Aaron Lieberman’s guitar still sounded a bit sharp and angular, the piano and organ were too quiet, drummer Liviu Pop played without amplification, heartily and courageously. By the third song at the latest, the sound was right, and the music as well. Full, round and juicy blues rock. ‘Classic’ piano riffs and phrases, a driving, sharp, or a bubbling, then hissing and in any case seductive organ.
Plus guitar runs or rhythmically contrasting chords. Keyboard and guitar share the vocals, and in the middle of the stage there is a solid and varied base on the drums. The basic mood for everything they play – for Bruce Katz this is clear:
“The concept is that everything we play is blues at its core. For me, blues is very broad – as long as that feeling is there. Even if we play something complicated or even avant-garde, in the end we always end up with blues. It has always been a kind of mission to play music with this emotional content. Blues goes in many different directions…”
A song by the Allman Brothers Band
About a third of the way through the concert, Bruce Katz upped the ante and really got his blues train rolling. That was after a song by the Allman Brothers Band was announced. There was a delighted murmur in the audience and when ‘In the memory of Elisabeth Reed’, a true classic, was played, there was blissful revelry in the audience and extensive solo excursions by the musicians into the spheres in which even jazz purists paid tribute to the ‘Allmans’ in front of these masters of flowing improvisation.

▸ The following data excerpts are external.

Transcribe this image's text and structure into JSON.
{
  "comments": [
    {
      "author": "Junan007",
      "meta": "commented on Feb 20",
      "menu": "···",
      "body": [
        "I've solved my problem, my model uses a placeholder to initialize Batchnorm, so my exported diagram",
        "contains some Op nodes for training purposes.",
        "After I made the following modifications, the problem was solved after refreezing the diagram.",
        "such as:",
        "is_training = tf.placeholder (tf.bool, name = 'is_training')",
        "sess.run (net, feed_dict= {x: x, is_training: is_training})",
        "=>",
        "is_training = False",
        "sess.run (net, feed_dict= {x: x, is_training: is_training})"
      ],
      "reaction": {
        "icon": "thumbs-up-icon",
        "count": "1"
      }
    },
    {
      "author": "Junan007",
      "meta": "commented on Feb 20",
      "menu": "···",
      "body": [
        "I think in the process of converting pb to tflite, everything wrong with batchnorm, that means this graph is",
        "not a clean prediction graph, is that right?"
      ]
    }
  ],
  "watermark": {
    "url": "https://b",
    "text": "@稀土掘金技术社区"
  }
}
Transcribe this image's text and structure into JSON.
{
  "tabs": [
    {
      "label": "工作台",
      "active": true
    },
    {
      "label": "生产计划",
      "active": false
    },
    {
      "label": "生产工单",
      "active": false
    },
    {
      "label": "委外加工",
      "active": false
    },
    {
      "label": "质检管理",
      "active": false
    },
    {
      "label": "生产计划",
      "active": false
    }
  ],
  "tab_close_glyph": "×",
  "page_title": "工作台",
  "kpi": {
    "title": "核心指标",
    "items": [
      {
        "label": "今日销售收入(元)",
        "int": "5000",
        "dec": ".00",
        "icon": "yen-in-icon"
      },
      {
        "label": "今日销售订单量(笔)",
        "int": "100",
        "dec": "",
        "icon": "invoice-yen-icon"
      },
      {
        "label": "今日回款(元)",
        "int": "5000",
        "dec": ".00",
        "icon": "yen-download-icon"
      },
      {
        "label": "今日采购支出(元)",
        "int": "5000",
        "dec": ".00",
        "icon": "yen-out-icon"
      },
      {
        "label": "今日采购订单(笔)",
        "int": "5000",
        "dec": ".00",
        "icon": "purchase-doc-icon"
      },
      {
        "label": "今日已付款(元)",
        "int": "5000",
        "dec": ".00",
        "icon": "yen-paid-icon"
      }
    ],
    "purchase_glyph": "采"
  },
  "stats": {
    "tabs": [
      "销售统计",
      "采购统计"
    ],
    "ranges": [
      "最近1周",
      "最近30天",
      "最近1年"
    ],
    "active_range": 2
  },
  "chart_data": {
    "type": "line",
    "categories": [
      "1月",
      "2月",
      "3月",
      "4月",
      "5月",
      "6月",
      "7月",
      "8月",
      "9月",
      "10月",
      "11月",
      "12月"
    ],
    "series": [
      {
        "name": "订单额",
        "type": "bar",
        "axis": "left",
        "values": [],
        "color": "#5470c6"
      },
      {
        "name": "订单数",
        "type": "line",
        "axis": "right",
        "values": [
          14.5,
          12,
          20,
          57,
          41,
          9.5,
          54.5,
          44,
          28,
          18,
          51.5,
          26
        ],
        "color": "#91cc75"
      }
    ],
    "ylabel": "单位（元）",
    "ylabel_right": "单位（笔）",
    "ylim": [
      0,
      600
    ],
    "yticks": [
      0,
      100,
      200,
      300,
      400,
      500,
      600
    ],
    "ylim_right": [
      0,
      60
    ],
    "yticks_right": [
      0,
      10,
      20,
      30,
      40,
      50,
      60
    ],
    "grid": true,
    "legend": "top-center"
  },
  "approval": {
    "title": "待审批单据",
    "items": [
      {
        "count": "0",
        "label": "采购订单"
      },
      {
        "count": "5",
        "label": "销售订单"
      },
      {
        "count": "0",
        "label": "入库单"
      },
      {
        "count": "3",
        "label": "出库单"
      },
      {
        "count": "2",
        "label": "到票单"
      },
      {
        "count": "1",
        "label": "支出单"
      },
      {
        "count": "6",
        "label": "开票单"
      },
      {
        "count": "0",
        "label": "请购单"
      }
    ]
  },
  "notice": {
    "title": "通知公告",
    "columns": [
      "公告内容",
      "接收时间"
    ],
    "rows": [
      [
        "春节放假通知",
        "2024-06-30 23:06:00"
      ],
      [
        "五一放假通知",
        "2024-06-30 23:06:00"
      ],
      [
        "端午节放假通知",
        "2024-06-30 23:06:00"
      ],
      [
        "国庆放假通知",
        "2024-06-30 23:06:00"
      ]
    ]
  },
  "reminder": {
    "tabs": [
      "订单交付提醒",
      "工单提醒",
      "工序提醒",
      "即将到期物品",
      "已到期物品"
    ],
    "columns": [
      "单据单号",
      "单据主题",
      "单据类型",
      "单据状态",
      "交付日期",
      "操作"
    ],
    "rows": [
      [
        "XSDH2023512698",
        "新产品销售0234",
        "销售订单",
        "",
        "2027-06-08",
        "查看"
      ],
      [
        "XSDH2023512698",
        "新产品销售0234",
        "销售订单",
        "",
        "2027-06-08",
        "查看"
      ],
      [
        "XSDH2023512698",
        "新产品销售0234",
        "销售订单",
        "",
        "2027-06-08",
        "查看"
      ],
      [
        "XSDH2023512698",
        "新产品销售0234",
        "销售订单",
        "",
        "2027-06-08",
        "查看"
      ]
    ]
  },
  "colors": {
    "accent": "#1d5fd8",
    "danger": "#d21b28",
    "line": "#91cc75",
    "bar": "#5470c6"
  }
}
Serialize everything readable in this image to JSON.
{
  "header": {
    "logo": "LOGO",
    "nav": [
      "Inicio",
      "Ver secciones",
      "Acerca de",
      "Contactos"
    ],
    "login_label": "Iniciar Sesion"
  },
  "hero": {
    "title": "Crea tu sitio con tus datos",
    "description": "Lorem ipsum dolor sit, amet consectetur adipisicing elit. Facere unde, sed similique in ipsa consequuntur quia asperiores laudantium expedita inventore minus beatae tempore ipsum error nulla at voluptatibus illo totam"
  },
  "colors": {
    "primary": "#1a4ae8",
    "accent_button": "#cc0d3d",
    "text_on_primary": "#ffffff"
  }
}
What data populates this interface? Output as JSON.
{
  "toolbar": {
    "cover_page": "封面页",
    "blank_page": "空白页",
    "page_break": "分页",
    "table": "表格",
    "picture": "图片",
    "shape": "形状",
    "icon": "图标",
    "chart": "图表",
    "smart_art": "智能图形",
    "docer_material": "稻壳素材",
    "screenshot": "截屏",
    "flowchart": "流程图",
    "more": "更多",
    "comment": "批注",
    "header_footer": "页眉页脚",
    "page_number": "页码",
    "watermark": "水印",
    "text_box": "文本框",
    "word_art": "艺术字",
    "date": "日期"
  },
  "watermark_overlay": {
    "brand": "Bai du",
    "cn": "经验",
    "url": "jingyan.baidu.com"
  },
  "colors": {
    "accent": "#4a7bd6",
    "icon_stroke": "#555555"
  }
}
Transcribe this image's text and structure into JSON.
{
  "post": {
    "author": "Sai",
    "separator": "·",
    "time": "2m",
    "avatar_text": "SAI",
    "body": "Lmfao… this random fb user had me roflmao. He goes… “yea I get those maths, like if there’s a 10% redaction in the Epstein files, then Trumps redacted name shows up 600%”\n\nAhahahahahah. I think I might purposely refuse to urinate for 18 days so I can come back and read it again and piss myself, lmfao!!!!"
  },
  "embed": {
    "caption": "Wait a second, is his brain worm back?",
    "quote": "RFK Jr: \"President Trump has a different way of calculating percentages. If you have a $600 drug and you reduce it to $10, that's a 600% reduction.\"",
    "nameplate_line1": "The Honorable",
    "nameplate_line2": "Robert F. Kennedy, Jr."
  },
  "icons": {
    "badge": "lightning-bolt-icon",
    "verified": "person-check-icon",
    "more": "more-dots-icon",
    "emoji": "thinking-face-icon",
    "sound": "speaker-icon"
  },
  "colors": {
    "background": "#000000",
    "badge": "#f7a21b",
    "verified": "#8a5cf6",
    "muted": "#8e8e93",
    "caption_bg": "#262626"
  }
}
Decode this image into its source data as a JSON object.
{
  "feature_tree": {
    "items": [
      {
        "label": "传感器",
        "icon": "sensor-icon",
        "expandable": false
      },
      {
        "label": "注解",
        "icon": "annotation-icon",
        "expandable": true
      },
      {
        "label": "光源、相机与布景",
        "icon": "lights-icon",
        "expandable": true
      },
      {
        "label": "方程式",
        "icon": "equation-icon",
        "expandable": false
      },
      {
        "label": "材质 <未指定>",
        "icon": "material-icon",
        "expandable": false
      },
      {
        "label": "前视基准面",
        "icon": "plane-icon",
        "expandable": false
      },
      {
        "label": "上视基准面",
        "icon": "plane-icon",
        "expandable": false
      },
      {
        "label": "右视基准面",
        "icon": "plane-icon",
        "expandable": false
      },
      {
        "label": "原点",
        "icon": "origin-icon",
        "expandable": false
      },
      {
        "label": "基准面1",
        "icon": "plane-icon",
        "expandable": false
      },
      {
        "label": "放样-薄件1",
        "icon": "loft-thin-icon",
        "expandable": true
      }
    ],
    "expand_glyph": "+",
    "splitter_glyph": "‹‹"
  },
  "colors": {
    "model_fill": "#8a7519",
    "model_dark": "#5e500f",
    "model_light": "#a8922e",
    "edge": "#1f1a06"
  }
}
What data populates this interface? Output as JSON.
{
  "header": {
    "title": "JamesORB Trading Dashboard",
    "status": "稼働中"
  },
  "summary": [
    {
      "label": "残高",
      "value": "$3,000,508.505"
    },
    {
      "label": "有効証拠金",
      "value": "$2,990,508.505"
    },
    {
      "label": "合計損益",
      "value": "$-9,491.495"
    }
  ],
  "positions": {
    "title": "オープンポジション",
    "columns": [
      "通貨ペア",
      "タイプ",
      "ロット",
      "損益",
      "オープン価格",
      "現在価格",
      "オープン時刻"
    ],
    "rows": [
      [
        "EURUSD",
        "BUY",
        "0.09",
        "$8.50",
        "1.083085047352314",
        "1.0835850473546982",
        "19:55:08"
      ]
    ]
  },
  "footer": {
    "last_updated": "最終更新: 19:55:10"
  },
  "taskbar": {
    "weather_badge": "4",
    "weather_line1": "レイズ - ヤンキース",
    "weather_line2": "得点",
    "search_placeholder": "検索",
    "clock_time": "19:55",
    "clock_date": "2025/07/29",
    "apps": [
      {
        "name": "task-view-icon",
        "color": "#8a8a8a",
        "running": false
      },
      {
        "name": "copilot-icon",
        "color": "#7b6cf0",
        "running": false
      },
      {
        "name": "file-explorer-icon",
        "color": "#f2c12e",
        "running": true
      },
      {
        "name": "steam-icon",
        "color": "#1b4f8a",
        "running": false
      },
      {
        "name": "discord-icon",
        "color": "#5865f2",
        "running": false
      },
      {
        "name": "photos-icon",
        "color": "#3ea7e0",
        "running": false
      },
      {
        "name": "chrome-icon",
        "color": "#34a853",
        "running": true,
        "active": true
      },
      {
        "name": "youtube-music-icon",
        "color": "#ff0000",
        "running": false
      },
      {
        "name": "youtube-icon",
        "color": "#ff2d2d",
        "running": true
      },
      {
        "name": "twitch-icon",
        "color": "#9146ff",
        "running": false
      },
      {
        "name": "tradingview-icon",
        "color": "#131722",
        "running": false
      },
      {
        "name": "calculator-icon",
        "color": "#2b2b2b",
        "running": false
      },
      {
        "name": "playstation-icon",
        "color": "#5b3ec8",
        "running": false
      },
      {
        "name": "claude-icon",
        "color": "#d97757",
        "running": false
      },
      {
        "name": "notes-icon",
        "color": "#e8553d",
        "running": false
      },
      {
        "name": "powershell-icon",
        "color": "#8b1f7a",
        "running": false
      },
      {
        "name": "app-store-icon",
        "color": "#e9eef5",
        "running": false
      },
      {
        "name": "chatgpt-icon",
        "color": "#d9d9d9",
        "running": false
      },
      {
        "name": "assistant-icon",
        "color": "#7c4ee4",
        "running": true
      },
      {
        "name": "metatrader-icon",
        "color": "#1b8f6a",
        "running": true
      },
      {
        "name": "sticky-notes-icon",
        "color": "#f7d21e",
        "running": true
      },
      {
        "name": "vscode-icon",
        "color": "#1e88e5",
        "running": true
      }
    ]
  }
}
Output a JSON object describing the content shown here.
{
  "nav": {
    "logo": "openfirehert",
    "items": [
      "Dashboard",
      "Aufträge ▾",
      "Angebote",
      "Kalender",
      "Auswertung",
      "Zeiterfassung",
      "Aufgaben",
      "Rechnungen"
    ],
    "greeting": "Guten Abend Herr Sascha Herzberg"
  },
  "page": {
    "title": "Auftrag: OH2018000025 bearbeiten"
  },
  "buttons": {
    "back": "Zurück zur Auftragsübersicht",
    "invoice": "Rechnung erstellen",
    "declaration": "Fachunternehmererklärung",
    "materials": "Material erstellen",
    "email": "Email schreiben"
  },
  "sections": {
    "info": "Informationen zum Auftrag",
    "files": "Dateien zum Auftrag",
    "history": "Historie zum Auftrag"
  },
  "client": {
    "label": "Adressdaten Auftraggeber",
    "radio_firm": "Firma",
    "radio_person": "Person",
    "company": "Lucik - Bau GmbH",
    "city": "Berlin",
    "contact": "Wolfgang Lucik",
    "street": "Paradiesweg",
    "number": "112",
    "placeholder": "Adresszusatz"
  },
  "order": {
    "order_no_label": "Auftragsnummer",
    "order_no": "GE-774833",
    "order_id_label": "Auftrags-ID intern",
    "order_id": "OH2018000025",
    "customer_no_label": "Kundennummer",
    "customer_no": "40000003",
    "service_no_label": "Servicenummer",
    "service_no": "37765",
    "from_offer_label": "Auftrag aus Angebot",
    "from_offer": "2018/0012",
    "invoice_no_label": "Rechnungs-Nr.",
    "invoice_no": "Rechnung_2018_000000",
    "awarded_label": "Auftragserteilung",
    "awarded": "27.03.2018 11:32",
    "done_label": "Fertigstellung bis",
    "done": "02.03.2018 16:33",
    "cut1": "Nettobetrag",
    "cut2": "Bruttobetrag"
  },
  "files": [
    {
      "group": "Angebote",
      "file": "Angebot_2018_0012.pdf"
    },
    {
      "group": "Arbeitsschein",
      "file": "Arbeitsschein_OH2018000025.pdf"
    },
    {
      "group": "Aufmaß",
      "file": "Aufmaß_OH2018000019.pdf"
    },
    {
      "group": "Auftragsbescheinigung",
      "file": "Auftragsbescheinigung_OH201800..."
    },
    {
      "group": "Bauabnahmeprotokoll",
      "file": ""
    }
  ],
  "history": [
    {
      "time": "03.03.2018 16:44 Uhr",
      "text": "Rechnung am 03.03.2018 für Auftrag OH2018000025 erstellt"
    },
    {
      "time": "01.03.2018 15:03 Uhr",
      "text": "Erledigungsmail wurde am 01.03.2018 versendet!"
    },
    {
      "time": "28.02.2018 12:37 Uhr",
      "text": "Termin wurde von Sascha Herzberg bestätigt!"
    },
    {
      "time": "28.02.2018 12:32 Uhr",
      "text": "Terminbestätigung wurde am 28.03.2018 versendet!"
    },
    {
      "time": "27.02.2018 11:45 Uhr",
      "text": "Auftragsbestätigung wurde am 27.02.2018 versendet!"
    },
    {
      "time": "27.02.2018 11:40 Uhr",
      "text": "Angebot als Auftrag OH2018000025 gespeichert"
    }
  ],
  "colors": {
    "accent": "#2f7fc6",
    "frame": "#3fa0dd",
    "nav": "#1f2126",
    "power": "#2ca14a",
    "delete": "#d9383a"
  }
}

Now on this evening in the dai, as part of the Tübingen Jazz and Classical Days, the songs, the blues, the jazz, the rock, the music simply flowed.
And Bruce Katz still had a kind of gleam in his eyes backstage when he talked about the six years he spent with Gregg Allman’s band on his last tour… “that was a really special band, I loved the Allman Brothers Band, I heard them when I was 17. And then I played with these people… exciting and crazy!”
Energy seemingly without end
Energy seemingly without end, red shirt with ‘southern style’ ornaments, dark long hair, skinny jeans, back on stage in Tübingen: Bruce Katz drifts with his band criss-crossing American landscapes and all kinds of blues. The long-time Berklee College lecturer has of course lived in Boston, but is geographically at home in New York, having grown up in Brooklyn. When he’s really into it, whether in his piano solo excursions, in his funky organ or with his band, then it’s deeply felt blues. No matter whether it’s Memphis, ragtime or gospel, it also becomes clear where Bruce Katz’s emotional and real home is…
“I grew up in New York, in Brooklyn, lived in Boston, but my love was always southern music… in Mississippi, New Orleans…”
And blues on this October evening in Tübingen means that after our lovely meeting and the really nice conversation about blues and the Allman Brothers, Bruce Katz grabs a catering roll and goes back up on stage, rolls up the cables, dismantles the keyboards and system.